Bu karar, bu düzenleme uyarınca yargılanan, hüküm giymiş ve cezaevinde bulunan bireyler açısından önemli hukuki sonuçlar doğurmuştur. Geriye etkili bir şekilde uygulanacak bu iptal kararı, yargılamaların, infaz süreçlerinin ve kesinleşmiş hükümlerin yeniden değerlendirilmesini gerektirir.
Kural olarak Anayasa Mahkemesi kararlarının geriye yürümezliği ilkesi bulunmakta ise de lehe kanun uygulaması, evrensel hukuk ilkeleri ve mevzuattan kaynaklanan istisnai bir durum olarak değerlendirilmelidir. Lehe kanun uygulaması, ceza hukukunun temel ilkelerinden biridir ve sanıklar lehine sonuç doğuran yasa hükümlerinin geçmişe dönük olarak uygulanmasını sağlayan bir prensiptir. Türk Hukuk Sisteminde bu ilke, Anayasa’nın 38. maddesinde ve Türk Ceza Kanunu’nun (TCK) 7. maddesinde düzenlenmiştir.
Lehe Kanun Uygulamasının Temel Dayanakları
1. Anayasa’nın 38. Maddesi:
Anayasa’nın 38. maddesinin bir fıkrası şu ifadeyi içerir:
“Kimse, işlendiği zaman yürürlükte bulunan kanunun suç saymadığı bir fiilden dolayı cezalandırılamaz; suç işlendiği zaman yürürlükte bulunan kanundan daha ağır bir ceza ile cezalandırılamaz.”
Bu madde, cezaların geçmişe yürütülemeyeceği genel ilkesini belirtirken, sanık lehine olan düzenlemelerin geriye dönük olarak uygulanmasına olanak tanır.
2. Türk Ceza Kanunu’nun 7. Maddesi:
TCK 7. madde şu şekilde düzenlenmiştir:
(1) “İşlendiği zaman suç olmayan bir fiil için kimseye ceza verilemez. İşlendikten sonra yürürlüğe giren kanunla suç sayılmayan bir fiil dolayısıyla da kimse cezalandırılamaz. . Böyle bir ceza veya güvenlik tedbiri hükmolunmuşsa infazı ve kanuni neticeleri kendiliğinden kalkar”
(2) “İşlendikten sonra yürürlüğe giren kanun, failin lehine ise, lehe olan kanun uygulanır ve infaz olunur.”
Bu maddelerden hareketle, bir suçun kanunen ortadan kalkması veya cezanın hafifletilmesi durumunda, bu değişiklik sanığın lehine uygulanır.
Eğer bir fiil, yeni düzenlemeye göre artık suç olarak kabul edilmiyorsa, devam eden veya kesinleşmiş davalarda bu durum dikkate alınır ve ceza ortadan kaldırılır.

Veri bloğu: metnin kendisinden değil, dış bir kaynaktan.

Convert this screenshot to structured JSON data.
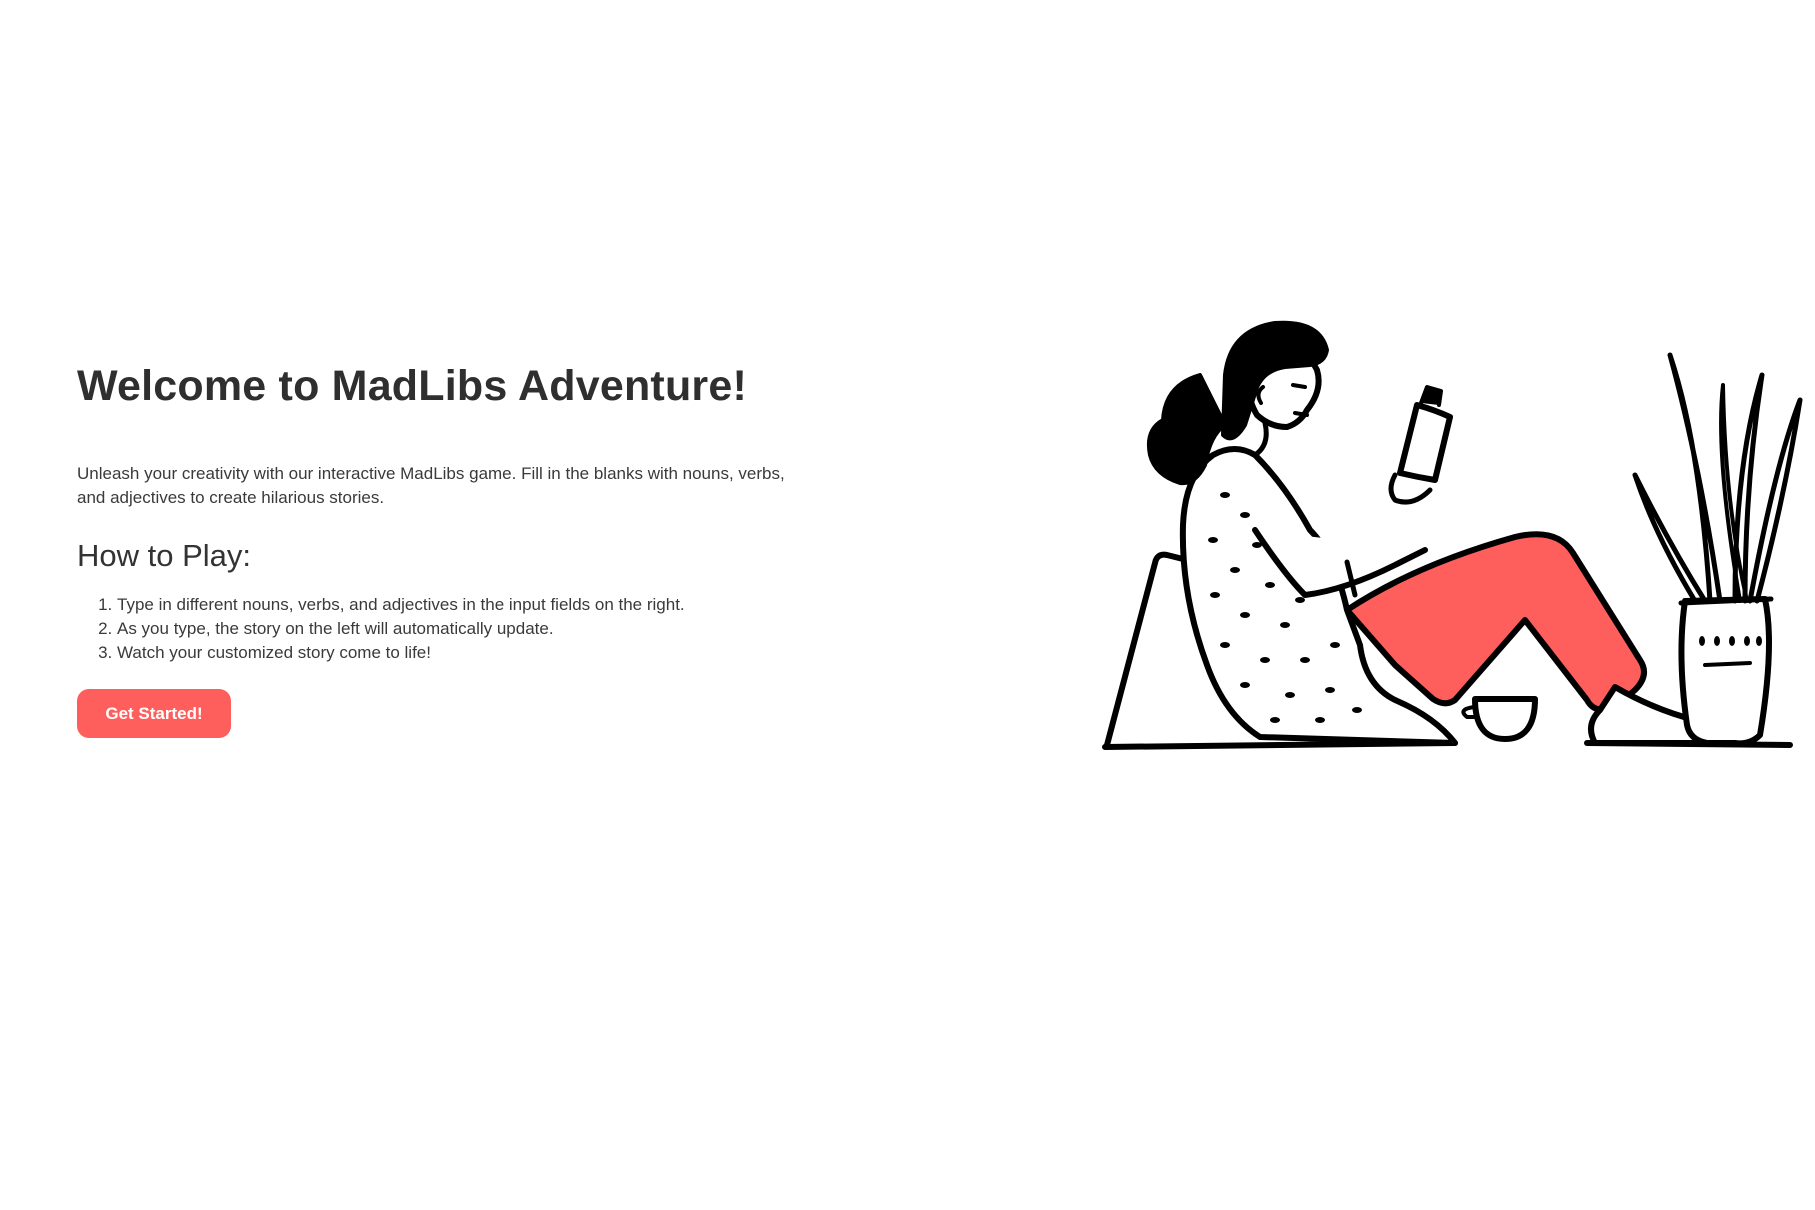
{
  "hero": {
    "title": "Welcome to MadLibs Adventure!",
    "intro": "Unleash your creativity with our interactive MadLibs game. Fill in the blanks with nouns, verbs, and adjectives to create hilarious stories.",
    "how_to_play_title": "How to Play:",
    "steps": [
      "Type in different nouns, verbs, and adjectives in the input fields on the right.",
      "As you type, the story on the left will automatically update.",
      "Watch your customized story come to life!"
    ],
    "cta_label": "Get Started!"
  },
  "illustration": {
    "icon": "woman-reading-illustration",
    "accent_color": "#fe5f5c",
    "line_color": "#000000"
  }
}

TCK 7. maddeye göre, bir hüküm kesinleşmiş olsa bile, failin lehine bir düzenleme yapılmışsa, bu durum geriye dönük olarak uygulanır. Örneğin suç olmaktan çıkan bir eylem nedeniyle hapis yatan kişi, cezasının ortadan kalkmasıyla serbest bırakılır, daha hafif bir cezaya tabi tutulması gerekiyorsa, infaz buna göre uyarlanır. Nitekim Anayasa Mahkemesi bir kararında ceza mahkumiyetlerine ilişkin olarak Anayasa Mahkemesi Kararlarının geriye yürümezliği ilkesinin istisnasının varlığını kabul etmiştir. Kararda: “Esasen bir hukuk kuralının yürürlüğü sırasında, bu kurala uygun biçimde, tüm sonuçları ile kesin olarak edinilmiş hakların (kazanılmış hakların) korunması Hukuk Devletinin bir gereğidir. O nedenle hukuksal ve maddi alanda etkisini göstermiş hukuk kuralları uyarınca tamamlanmış ve sonuçlarını doğurmuş bulunan kazanılmış haklara Anayasa Mahkemesi iptal hükmünün geriye yürüyemeyeceğinin (ceza mahkûmiyetlerinde durum farklıdır) kabulü kaçınılmazdır.” Denilmektedir. (Aşır Tunç Başvurusu, Başvuru Numarası :2015/17453, Karar Tarihi :22/01/2019, R.G. Tarih ve Sayı :12/02/2019-30684)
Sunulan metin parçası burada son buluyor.